New York GiantsI’m an old guy who loves sports. When Chuck Gallagher invited me to join-up with him in this Sports Ethics adventure, my first inclination was to say, “Maybe you should find someone who is not so shopworn.”

However, I am inspired by Chuck and his message. He has helped many people. Also, I owe a few things to sports. On this Father’s Day a memory or two comes back to me I feel compelled to share.

This isn’t one of those Field of Dreams stories. My dad never played professional baseball or collegiate or high school ball for that matter. In fact, they made him drop out of school in the eighth or ninth grade so he could work in the family business. After the stock market crashed in 1929, no one got a free ride; at least not in my father’s crowd.

There is another part to the story. My father was born with a club foot and because he was one of twins, and because he was not delivered until after they unsuccessfully tried to revive his twin, he was oxygen deprived. It would slow his reflexes. He never learned how to catch a baseball growing up; he could not run a race; he could not shoot a basketball or pass a football.

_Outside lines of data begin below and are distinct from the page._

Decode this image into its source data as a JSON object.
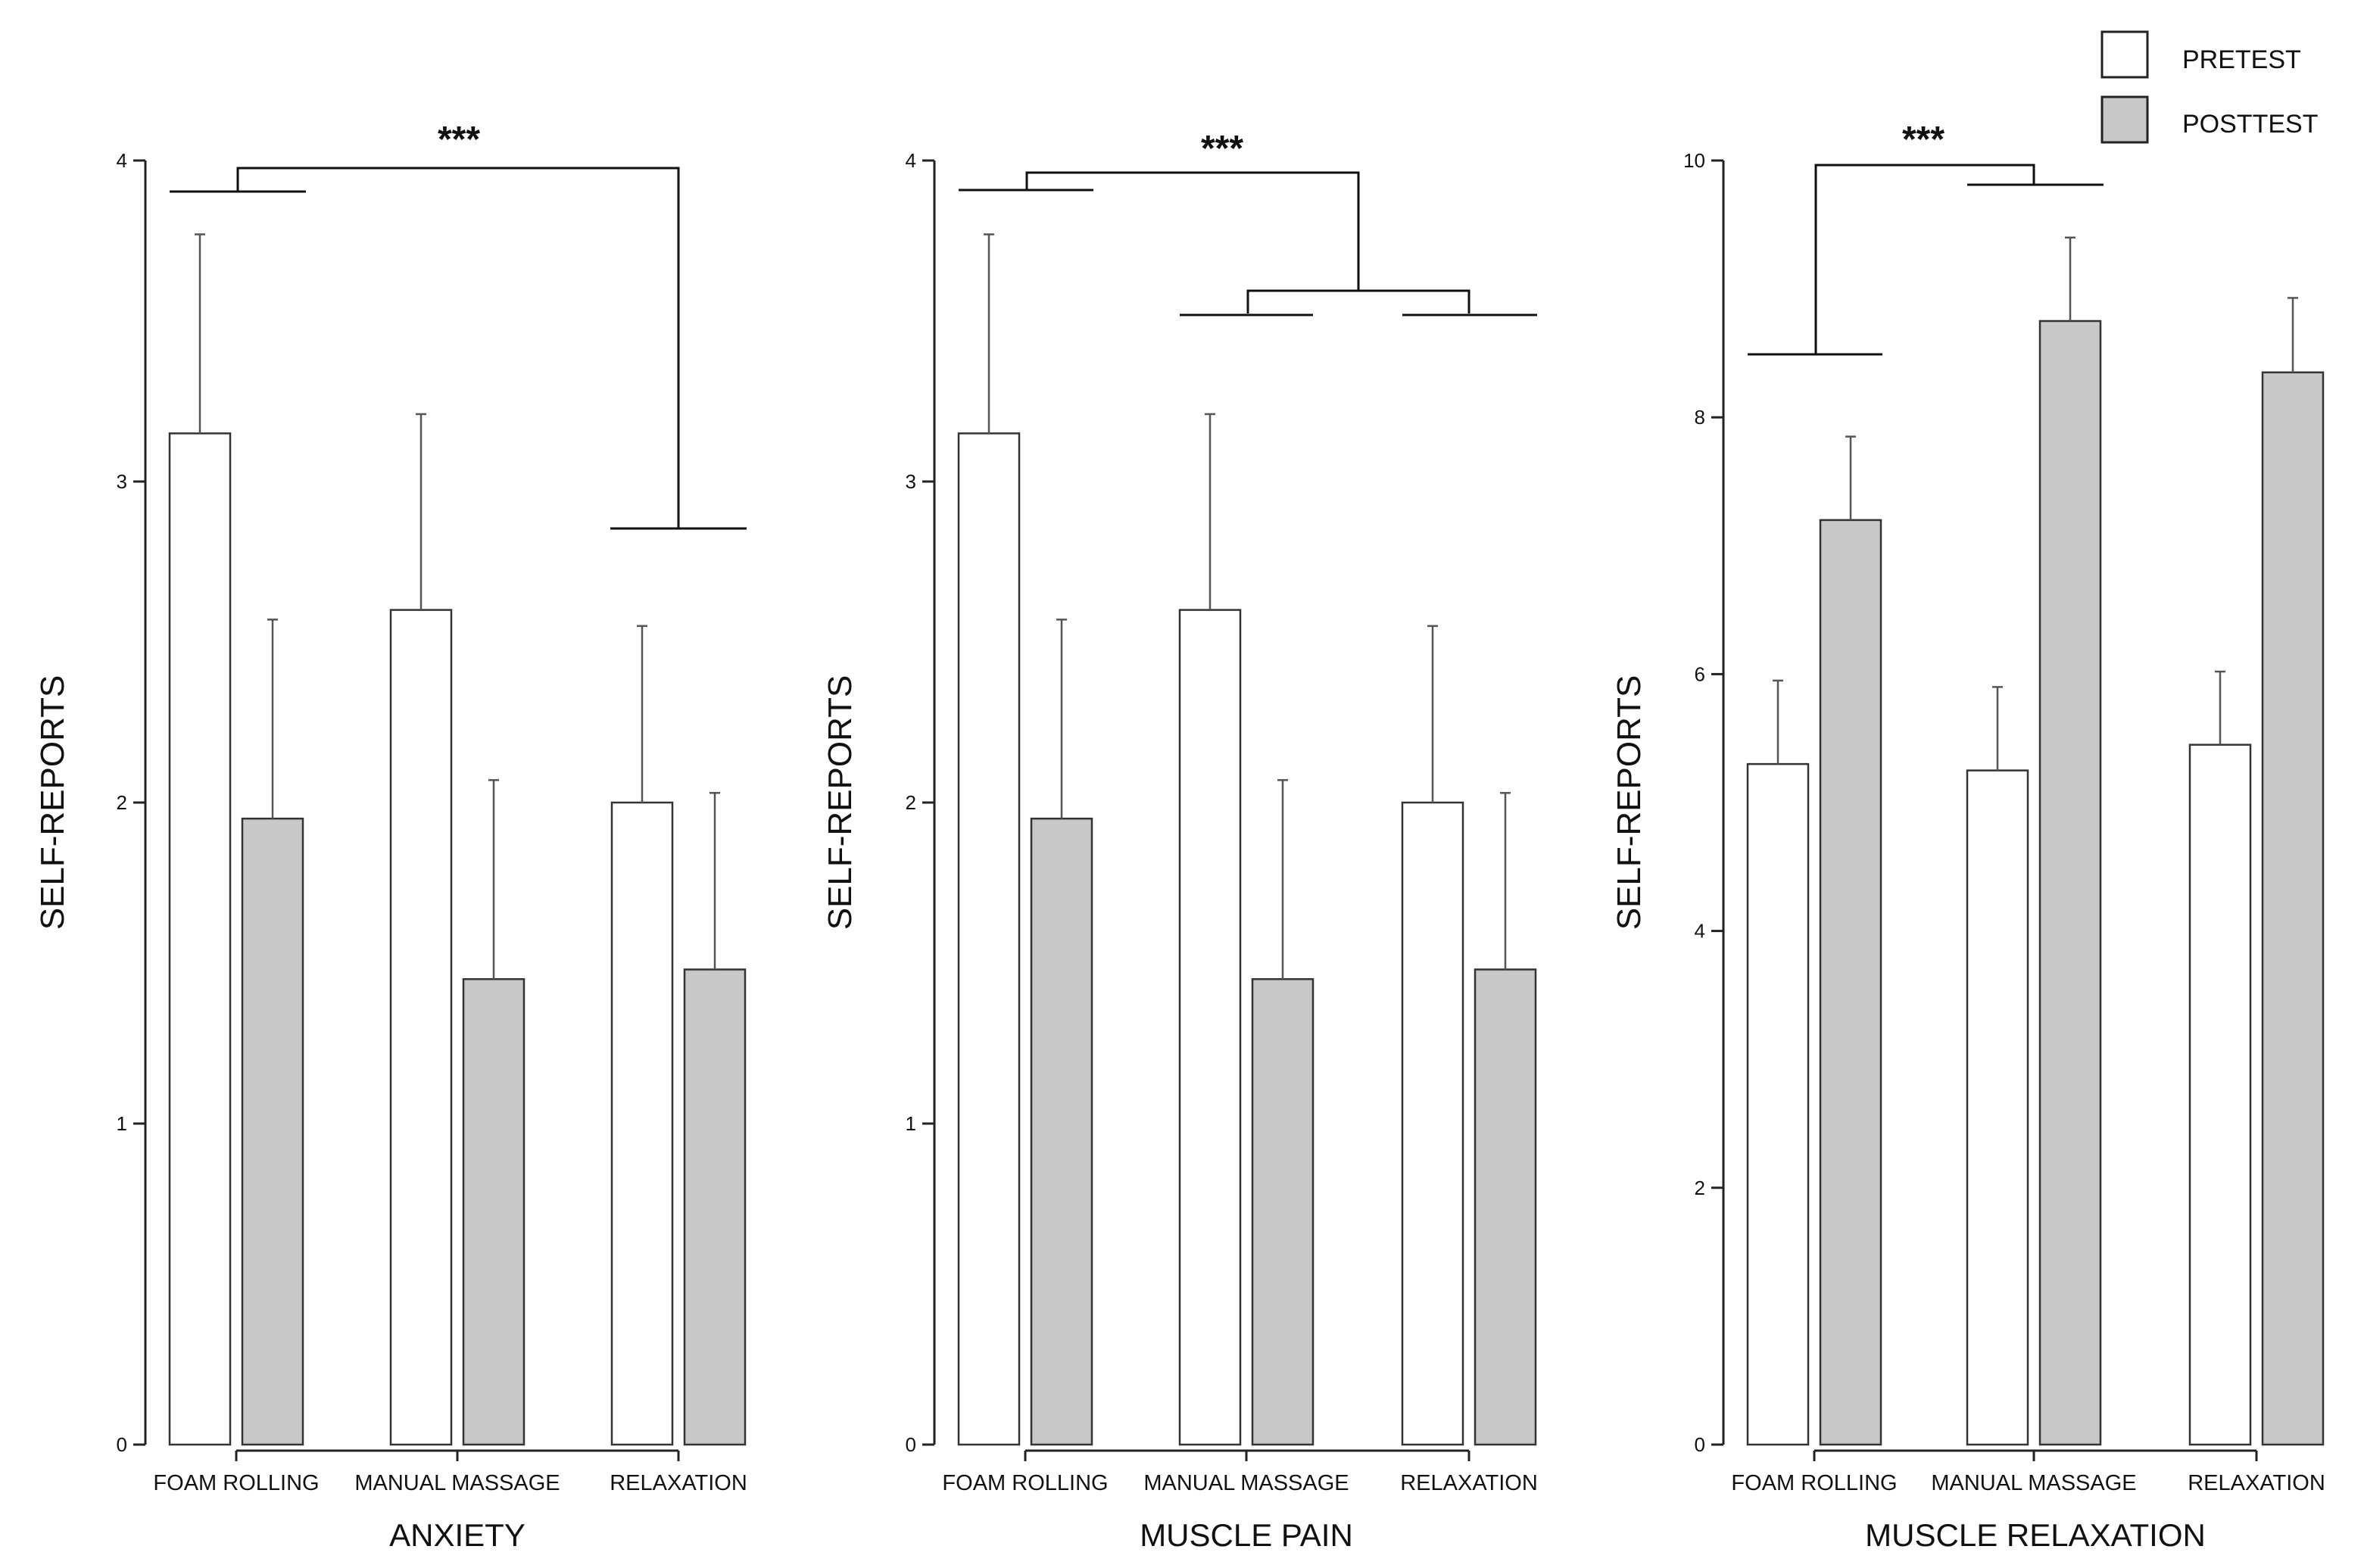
{
  "legend": {
    "items": [
      {
        "label": "PRETEST",
        "color": "#ffffff"
      },
      {
        "label": "POSTTEST",
        "color": "#c8c8c8"
      }
    ]
  },
  "colors": {
    "pretest": "#ffffff",
    "posttest": "#c8c8c8",
    "stroke": "#333333"
  },
  "chart_data": [
    {
      "type": "bar",
      "title": "ANXIETY",
      "xlabel": "ANXIETY",
      "ylabel": "SELF-REPORTS",
      "ylim": [
        0,
        4
      ],
      "yticks": [
        "0",
        "1",
        "2",
        "3",
        "4"
      ],
      "categories": [
        "FOAM ROLLING",
        "MANUAL MASSAGE",
        "RELAXATION"
      ],
      "series": [
        {
          "name": "PRETEST",
          "values": [
            3.15,
            2.6,
            2.0
          ],
          "errors": [
            0.62,
            0.61,
            0.55
          ]
        },
        {
          "name": "POSTTEST",
          "values": [
            1.95,
            1.45,
            1.48
          ],
          "errors": [
            0.62,
            0.62,
            0.55
          ]
        }
      ],
      "significance": {
        "label": "***",
        "between": [
          "FOAM ROLLING",
          "RELAXATION"
        ]
      }
    },
    {
      "type": "bar",
      "title": "MUSCLE PAIN",
      "xlabel": "MUSCLE PAIN",
      "ylabel": "SELF-REPORTS",
      "ylim": [
        0,
        4
      ],
      "yticks": [
        "0",
        "1",
        "2",
        "3",
        "4"
      ],
      "categories": [
        "FOAM ROLLING",
        "MANUAL MASSAGE",
        "RELAXATION"
      ],
      "series": [
        {
          "name": "PRETEST",
          "values": [
            3.15,
            2.6,
            2.0
          ],
          "errors": [
            0.62,
            0.61,
            0.55
          ]
        },
        {
          "name": "POSTTEST",
          "values": [
            1.95,
            1.45,
            1.48
          ],
          "errors": [
            0.62,
            0.62,
            0.55
          ]
        }
      ],
      "significance": {
        "label": "***",
        "between": [
          "FOAM ROLLING",
          "MANUAL MASSAGE + RELAXATION"
        ]
      }
    },
    {
      "type": "bar",
      "title": "MUSCLE RELAXATION",
      "xlabel": "MUSCLE RELAXATION",
      "ylabel": "SELF-REPORTS",
      "ylim": [
        0,
        10
      ],
      "yticks": [
        "0",
        "2",
        "4",
        "6",
        "8",
        "10"
      ],
      "categories": [
        "FOAM ROLLING",
        "MANUAL MASSAGE",
        "RELAXATION"
      ],
      "series": [
        {
          "name": "PRETEST",
          "values": [
            5.3,
            5.25,
            5.45
          ],
          "errors": [
            0.65,
            0.65,
            0.57
          ]
        },
        {
          "name": "POSTTEST",
          "values": [
            7.2,
            8.75,
            8.35
          ],
          "errors": [
            0.65,
            0.65,
            0.58
          ]
        }
      ],
      "significance": {
        "label": "***",
        "between": [
          "FOAM ROLLING",
          "MANUAL MASSAGE"
        ]
      }
    }
  ]
}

His parents hid him away like he was cursed. In their twisted logic, they blamed him for his sister’s death. The man taught himself to walk without braces. He taught himself how to go up and down a flight of stairs.

He had one noble athletic accomplishment that he shared. Some bully made fun of his religion. With one good leg and lousy reflexes, my father pounded away at the bully and bloodied the SOB until they broke it up. My father had one, really good friend. A tall, powerful black kid who everyone mocked. The two kids saw something good and decent in one another and they looked out for one another. That is the way friendship is supposed to be.

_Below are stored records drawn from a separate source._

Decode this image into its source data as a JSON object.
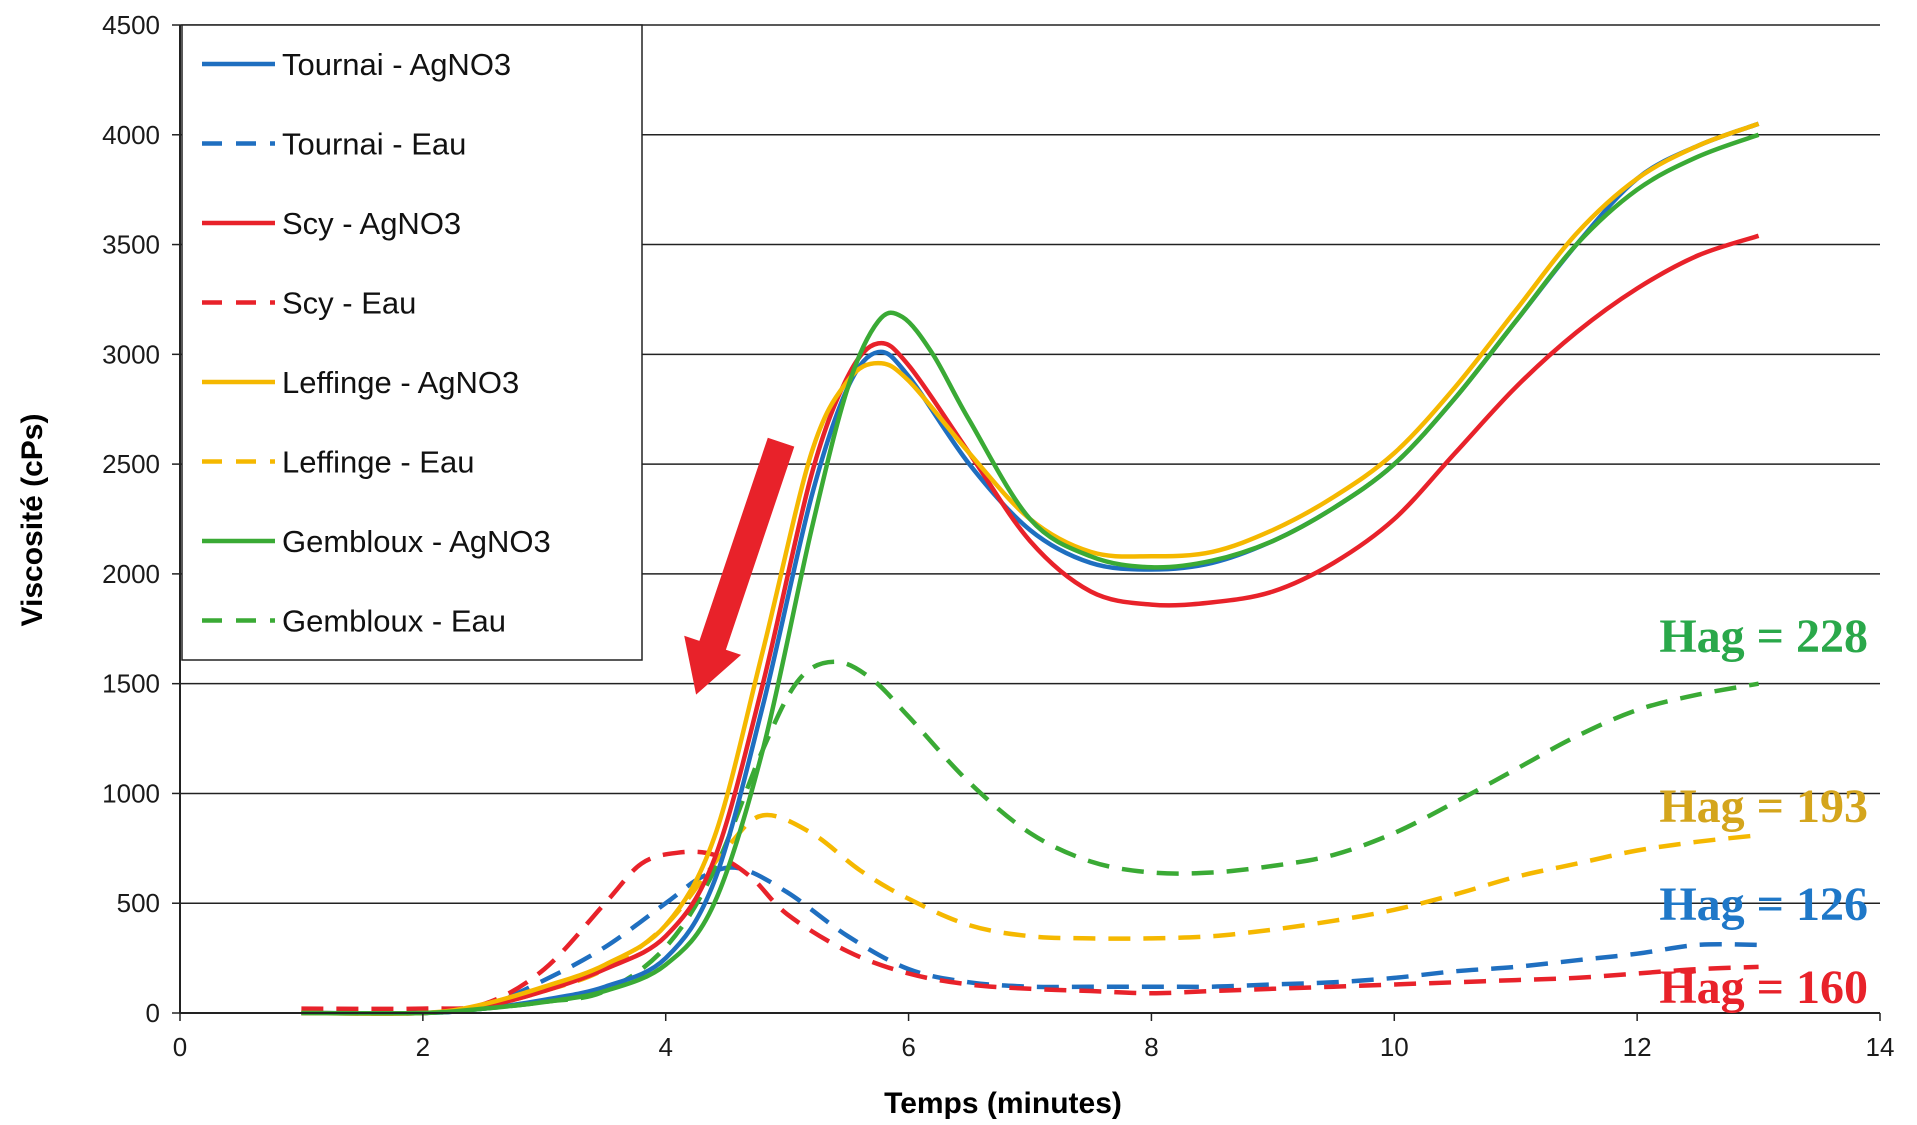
{
  "chart_data": {
    "type": "line",
    "title": "",
    "xlabel": "Temps (minutes)",
    "ylabel": "Viscosité (cPs)",
    "xlim": [
      0,
      14
    ],
    "ylim": [
      0,
      4500
    ],
    "xticks": [
      0,
      2,
      4,
      6,
      8,
      10,
      12,
      14
    ],
    "yticks": [
      0,
      500,
      1000,
      1500,
      2000,
      2500,
      3000,
      3500,
      4000,
      4500
    ],
    "grid": "horizontal",
    "legend_position": "top-left",
    "series": [
      {
        "name": "Tournai - AgNO3",
        "color": "#1f6fc0",
        "dash": "solid",
        "x": [
          1,
          2,
          2.5,
          3,
          3.5,
          4,
          4.4,
          4.8,
          5.2,
          5.5,
          5.75,
          6,
          6.5,
          7,
          7.5,
          8,
          8.5,
          9,
          9.5,
          10,
          10.5,
          11,
          11.5,
          12,
          12.5,
          13
        ],
        "y": [
          0,
          0,
          20,
          60,
          120,
          250,
          600,
          1400,
          2350,
          2850,
          3010,
          2900,
          2500,
          2200,
          2050,
          2020,
          2050,
          2150,
          2300,
          2500,
          2800,
          3150,
          3500,
          3800,
          3950,
          4050
        ]
      },
      {
        "name": "Tournai - Eau",
        "color": "#1f6fc0",
        "dash": "dashed",
        "x": [
          1,
          2,
          2.5,
          3,
          3.5,
          4,
          4.3,
          4.6,
          5,
          5.5,
          6,
          6.5,
          7,
          7.5,
          8,
          8.5,
          9,
          9.5,
          10,
          10.5,
          11,
          11.5,
          12,
          12.5,
          13
        ],
        "y": [
          0,
          0,
          30,
          150,
          300,
          500,
          620,
          660,
          550,
          350,
          200,
          140,
          120,
          120,
          120,
          120,
          130,
          140,
          160,
          190,
          210,
          240,
          270,
          310,
          310
        ]
      },
      {
        "name": "Scy - AgNO3",
        "color": "#e8222a",
        "dash": "solid",
        "x": [
          1,
          2,
          2.5,
          3,
          3.5,
          4,
          4.4,
          4.8,
          5.2,
          5.5,
          5.75,
          6,
          6.5,
          7,
          7.5,
          8,
          8.5,
          9,
          9.5,
          10,
          10.5,
          11,
          11.5,
          12,
          12.5,
          13
        ],
        "y": [
          0,
          0,
          30,
          100,
          200,
          350,
          700,
          1500,
          2450,
          2900,
          3050,
          2950,
          2550,
          2150,
          1920,
          1860,
          1870,
          1920,
          2050,
          2250,
          2550,
          2850,
          3100,
          3300,
          3450,
          3540
        ]
      },
      {
        "name": "Scy - Eau",
        "color": "#e8222a",
        "dash": "dashed",
        "x": [
          1,
          2,
          2.5,
          3,
          3.5,
          3.8,
          4.1,
          4.4,
          4.7,
          5,
          5.5,
          6,
          6.5,
          7,
          7.5,
          8,
          8.5,
          9,
          9.5,
          10,
          10.5,
          11,
          11.5,
          12,
          12.5,
          13
        ],
        "y": [
          20,
          20,
          40,
          200,
          500,
          680,
          730,
          720,
          620,
          450,
          280,
          180,
          130,
          110,
          100,
          90,
          100,
          110,
          120,
          130,
          140,
          150,
          160,
          180,
          200,
          210
        ]
      },
      {
        "name": "Leffinge - AgNO3",
        "color": "#f5b800",
        "dash": "solid",
        "x": [
          1,
          2,
          2.5,
          3,
          3.5,
          4,
          4.4,
          4.8,
          5.2,
          5.5,
          5.75,
          6,
          6.5,
          7,
          7.5,
          8,
          8.5,
          9,
          9.5,
          10,
          10.5,
          11,
          11.5,
          12,
          12.5,
          13
        ],
        "y": [
          0,
          0,
          40,
          120,
          220,
          400,
          800,
          1650,
          2550,
          2880,
          2960,
          2880,
          2550,
          2250,
          2100,
          2080,
          2100,
          2200,
          2350,
          2550,
          2850,
          3200,
          3550,
          3800,
          3950,
          4050
        ]
      },
      {
        "name": "Leffinge - Eau",
        "color": "#f5b800",
        "dash": "dashed",
        "x": [
          1,
          2,
          2.5,
          3,
          3.5,
          4,
          4.5,
          4.8,
          5.2,
          5.6,
          6,
          6.5,
          7,
          7.5,
          8,
          8.5,
          9,
          9.5,
          10,
          10.5,
          11,
          11.5,
          12,
          12.5,
          13
        ],
        "y": [
          0,
          0,
          30,
          100,
          200,
          400,
          750,
          900,
          820,
          650,
          520,
          400,
          350,
          340,
          340,
          350,
          380,
          420,
          470,
          540,
          620,
          680,
          740,
          780,
          810
        ]
      },
      {
        "name": "Gembloux - AgNO3",
        "color": "#3aaa35",
        "dash": "solid",
        "x": [
          1,
          2,
          2.5,
          3,
          3.5,
          4,
          4.4,
          4.8,
          5.2,
          5.5,
          5.75,
          5.95,
          6.2,
          6.5,
          7,
          7.5,
          8,
          8.5,
          9,
          9.5,
          10,
          10.5,
          11,
          11.5,
          12,
          12.5,
          13
        ],
        "y": [
          0,
          0,
          20,
          50,
          100,
          220,
          500,
          1200,
          2200,
          2850,
          3150,
          3170,
          3000,
          2700,
          2250,
          2080,
          2030,
          2060,
          2150,
          2300,
          2500,
          2800,
          3150,
          3500,
          3750,
          3900,
          4000
        ]
      },
      {
        "name": "Gembloux - Eau",
        "color": "#3aaa35",
        "dash": "dashed",
        "x": [
          1,
          2,
          2.5,
          3,
          3.5,
          4,
          4.4,
          4.8,
          5.1,
          5.4,
          5.7,
          6,
          6.5,
          7,
          7.5,
          8,
          8.5,
          9,
          9.5,
          10,
          10.5,
          11,
          11.5,
          12,
          12.5,
          13
        ],
        "y": [
          0,
          0,
          20,
          50,
          100,
          300,
          650,
          1200,
          1520,
          1600,
          1520,
          1350,
          1050,
          820,
          690,
          640,
          640,
          670,
          720,
          820,
          960,
          1110,
          1260,
          1380,
          1450,
          1500
        ]
      }
    ],
    "annotations": [
      {
        "text": "Hag = 228",
        "color": "#2aa84a"
      },
      {
        "text": "Hag = 193",
        "color": "#d4a51c"
      },
      {
        "text": "Hag = 126",
        "color": "#1f78c8"
      },
      {
        "text": "Hag = 160",
        "color": "#e8222a"
      }
    ],
    "arrow": {
      "color": "#e8222a",
      "from": [
        4.95,
        2600
      ],
      "to": [
        4.25,
        1450
      ]
    }
  }
}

He met my mom in the early 1940s. In fact, he proudly remembered he took my mom to the Stanley Cup finals to see the New York Rangers play.

When WWII broke out, my father was the first in line at the draft board. They told him he was 4-F. He pleaded with them, “I’ll do anything,” he said. “You want someone to take out the garbage? I’ll take out the garbage.” No son, this isn’t your war.

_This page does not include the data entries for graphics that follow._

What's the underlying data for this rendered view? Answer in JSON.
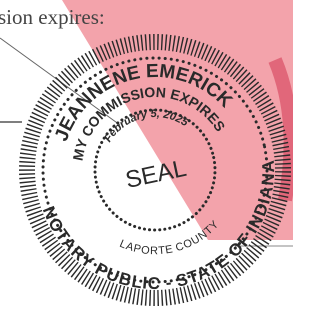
{
  "partial_text": "sion expires:",
  "seal": {
    "name": "JEANNENE EMERICK",
    "commission": "MY COMMISSION EXPIRES",
    "date": "February 5, 2025",
    "center": "SEAL",
    "county": "LAPORTE COUNTY",
    "state": "NOTARY PUBLIC - STATE OF INDIANA"
  }
}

I was born as the war came to a close. I told you I was an old guy.

As I was growing up, I got to see my dad as a man who was deeply scarred and angry by what life had thrown at him. He had a kid (me) who had two relatively good legs, and reflexes and just a tiny hint of athletic ability. He could never teach me sports. Yet one day, a kind of tiny miracle happened.

I had two baseball gloves and some baseballs and I convinced my father to play catch with me. In our first sessions, I would estimate he dropped, missed or flubbed 95 percent of every ball I threw to him. I was slightly embarrassed and also felt really bad for him. I covered my face with my glove as he picked up ball after ball because I did not want him to feel ashamed. Yet, we didn’t quit. Over many months, his atrophied reflexes learned to adjust and compensate until he caught pretty much everything thrown at him.

I let him pitch to me, as I squatted like a catcher. He enjoyed that. It was one of the first times I had seen him smile a true smile.

In terms of baseball, we shared another common love: the Giants. Hold on there; I am talking the New York Giants and good Lord, how he loved the “Say Hey, Kid,” Willie Mays. We got a kick out of seeing Leo Durocher jaw away at the umpires, and we were crazy for Sal “The Barber” Maglie, and Alvin Dark and who could not help but like Hoyt Wilhelm and Joe Garagiola. Yes, that Joe.

I remember “the catch” by Willie Mays in 1954 and how my father cheered.

My dad and I didn’t have many “great years,” but I think the best of them were when I taught him to play catch and when he could repeat the batting averages and RBI of the entire Giants roster with me.

Maybe my Field of Dreams was in teaching a man crippled by his parents and by life how to enjoy a summer’s day. We all come to love sports in our own way, and that was mine. It gave a man a chance to be the boy he had never been. It gave the boy the chance to better understand what life can do to a man.

Sports is the great equalizer, I think. Oh sure, some are better than others, but that doesn’t take away from our love of the game.

Chuck Gallagher and I would like to take this opportunity to wish all the men out there a Great Father’s Day.